A while back some friends and I were talking about how bookstores ought to be run, and lo and behold here’s someone making almost all the suggestions we tossed around! The best idea, I think, is the print-on-demand machine inside the bookstore. But I don’t think Mr. Sanfilipo has taken it far enough.

Print on demand is great, and I’ve been happy with the few POD books I’ve ordered. But the chance to get one of them while I sipped my cappuccino probably wouldn’t draw me into a bookstore.  Frankly, POD books are not heirlooms.

My heirloom books are from the early 1900s. They have sculptured covers, with full-color illustrations pasted onto them and more full-color illustrations inside the text.  Their edges are gilded, and they may have ribbon bookmarks.  Their endpapers show maps or landscapes, and have bookplates included.  I’m never getting rid of these books, because they’re so beautiful.

Why shouldn’t the espresso bookstore offer this kind of quality?  I dream of the day when POD is like buying a car. Do you want the deluxe cover, the heavier paper, the illuminated capitals?  The version with X-rated etchings, or the full-color illustrations?  Do you want it bound in a color that matches your decor, or formatted to the size of your shelves?  Would you like a personal memento of the author or illustrator bound into the cover?  Would you like a copy with your child’s illustrations bound into it, or with pictures that can be colored?

People didn’t stop liking beautiful books.  Publishers just stopped making them — and abandoned one of the strongest selling points for printed material.  The clever bookstore would bring that back.  It would attract local artists and book designers with contests, and develop a stock of proprietary cover and spine designs, so that the reader who had begun a custom collection would come back to the same store over and over. It would have scanning on the premises, so we could bring in old favorites and have new copies made of them. At art fairs and galleries, the bookstore booth would be there  with a catalog showing which of the exhibited images were available for insertion into your next POD.

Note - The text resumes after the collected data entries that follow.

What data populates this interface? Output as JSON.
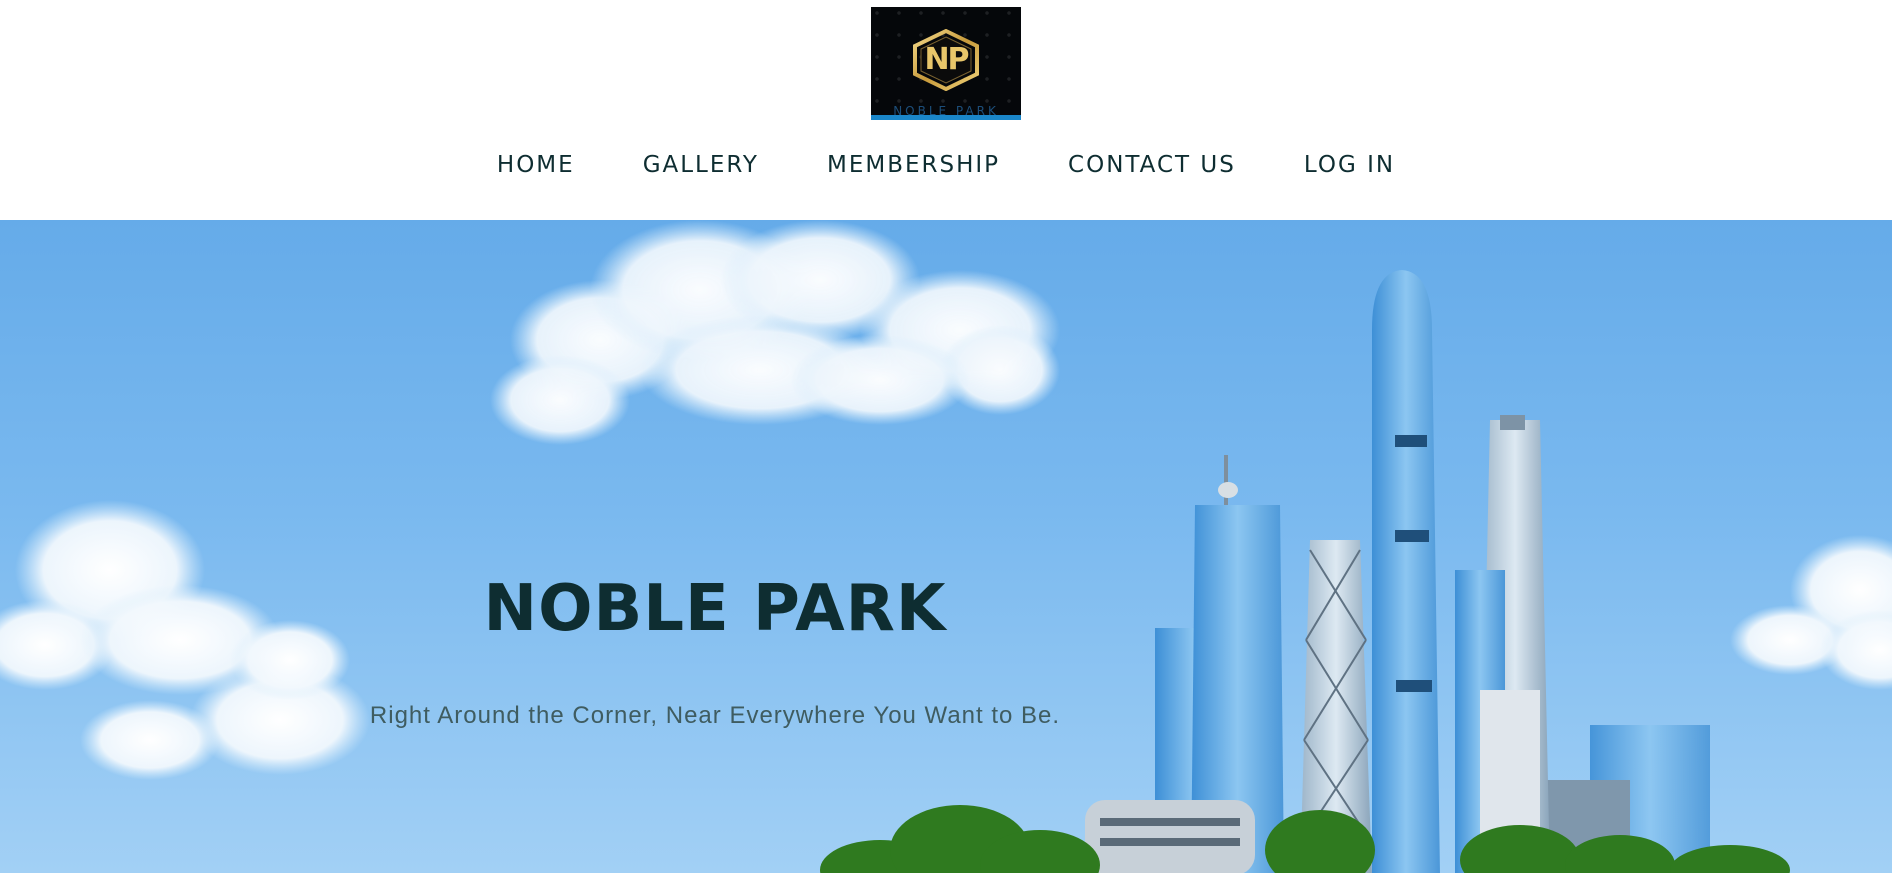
{
  "brand": {
    "logo_initials": "NP",
    "logo_wordmark": "NOBLE PARK",
    "logo_bg": "#05070a",
    "logo_accent": "#1a86c9",
    "logo_gold": "#d4a843"
  },
  "nav": {
    "items": [
      {
        "label": "HOME"
      },
      {
        "label": "GALLERY"
      },
      {
        "label": "MEMBERSHIP"
      },
      {
        "label": "CONTACT US"
      },
      {
        "label": "LOG IN"
      }
    ],
    "text_color": "#0e2d31"
  },
  "hero": {
    "title": "NOBLE PARK",
    "subtitle": "Right Around the Corner, Near Everywhere You Want to Be.",
    "sky_color": "#6fb2ec"
  }
}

The intelligent publisher would also provide a bank of proprietary styles and images for printers to choose from.  Want another book with that particular spine, the holographic eye that opens and closes?  That’s only available on books from this publisher.  Want one illustrated by a particular artist?  She’s on contract here, but you can have one of her pictures put on the cover of whatever book you choose.

Let’s face it, nobody is going to compete with ebooks on price. Readers are perfectly willing to drive print producers into bankruptcy; just look at what’s happening to newspapers!  And even with e-books, many people will read nothing except what’s free.  But people are willing to pay for luxury, if it’s really luxury.  Look at the success Theodora Goss had with her two-sided book, ‘The Thorn and the Blossom.’ People are still looking for treasures, and the savvy bookstore will start providing them.